On August 12, 2027, the spacecraft will reach its first Trojan target, Eurybates, about 64 km in diameter. Eurybates is much larger than Donaldjohanson, but it does share some similarities. It is also member of a collisional family (the only known in the Trojans).

In January of 2019, the Lucy team learned that Eurybates has a satellite (named Queta) that is likely around 1 km in size. So this flyby will be two for the price of one!

While Lucy will continue to fly through the Greek field, in L4, her next target will be Polymele, which at 21 km in diameter will be the smallest of Lucy’s Trojan targets. And this will be the first time a spacecraft will have a chance to closely examine such an object: very dark and reddish, thought to be rich in organics. Lucy will fly close to this asteroid on September 15, 2027.

Scatto fotografico che rappresenta l’integrazione di Lucy all’interno dei fairing. Credits: NASA/Ben Smegelsky.

Lucy’s next target will be Leucus. A 40 km diameter asteroid that rotates very slowly. Its day is in fact 446 hours long! Also, as it rotates its brightness observed from Earth varies greatly, suggesting that it possesses a rather elongated shape. Lucy will know for sure when she passes by it on April 18, 2028.

Only a few months after the flyby of Leucus, exactly on November 11, 2028, Lucy will approach Orus, a 51 km diameter Trojan also very dark. And this will be the last flyby of this first part of the Mission.

Then Lucy – and this maneuver will be something never seen before in the history of space exploration – will drop back down through the asteroid belt and back to Earth’s orbit, to take in December 2030 another gravitational assist able to launch her this time towards the asteroids of the Trojan field in L5.

Arrived in L5 in 2033, on March 3 of that year it will fly over the double asteroid formed by Patroclus (113 km) and Menoetius (105 km), two objects separated only by a distance of 680 km.

Will this be the end of the mission?

Not even close! The coolest part of the Mission is that this amazing cycle of departures and returns will repeat every six years! Lucy will descend back to Earth and then head into Jupiter’s orbit, cycling between asteroids L5 and L4 each time. As long as the spacecraft stays healthy and NASA wants to continue the mission, the goings-on can continue for a long time to come.

And even after the eventual final shutdown, Lucy will continue to orbit between Earth and the Trojan asteroids for at least 600,000 years. Until, perhaps a million years from now, gravitational forces will either crash her into the Sun or propel her out of the solar system.

But there’s more. The first spacecrafts to leave the Solar System, Pioneer and Voyager … carried with them messages from Earth for any intelligent life that may one day encounter them. The Lucy Mission continues this tradition, but the plaque it carries is not for unknown aliens, but for our own descendants.

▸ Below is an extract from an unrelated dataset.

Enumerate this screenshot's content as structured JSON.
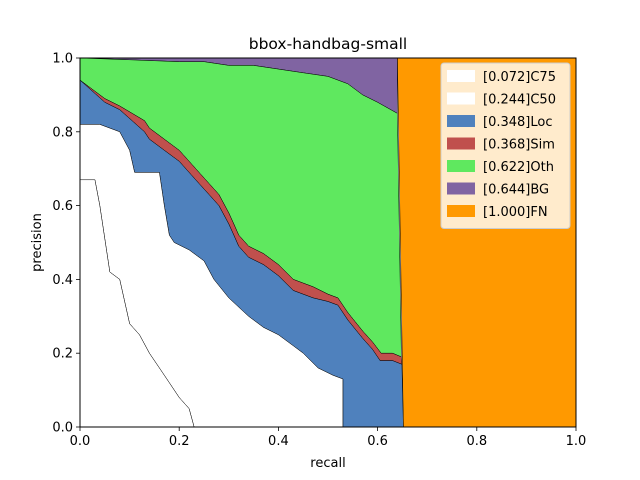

As we have just said, after the mission is over the Lucy spacecraft will remain on a stable orbit – traveling between the Earth and the Trojan asteroids for hundreds of thousands of years. It is not hard to imagine that someday in the distant future our descendants may retrieve the Lucy spacecraft as a relic of the early days of humanity’s exploration of the Solar System and that’s why the spacecraft carries with it a plaque as a time capsule, including messages from prominent thinkers of our time

La divulgatrice scientifica Dava Sobel. Credit: Ragesoss.

We, therefore, find it very appropriate to close by quoting the words of the writer Dava Sobel:

We, the inquisitive people of Earth, sent this robot spacecraft to explore the pristine small bodies orbiting near the largest planet in our solar system. We sought to trace our own origins as far back as evidence allowed. Even as we looked to the ancient past, we thought ahead to the day you might recover this relic of our science.”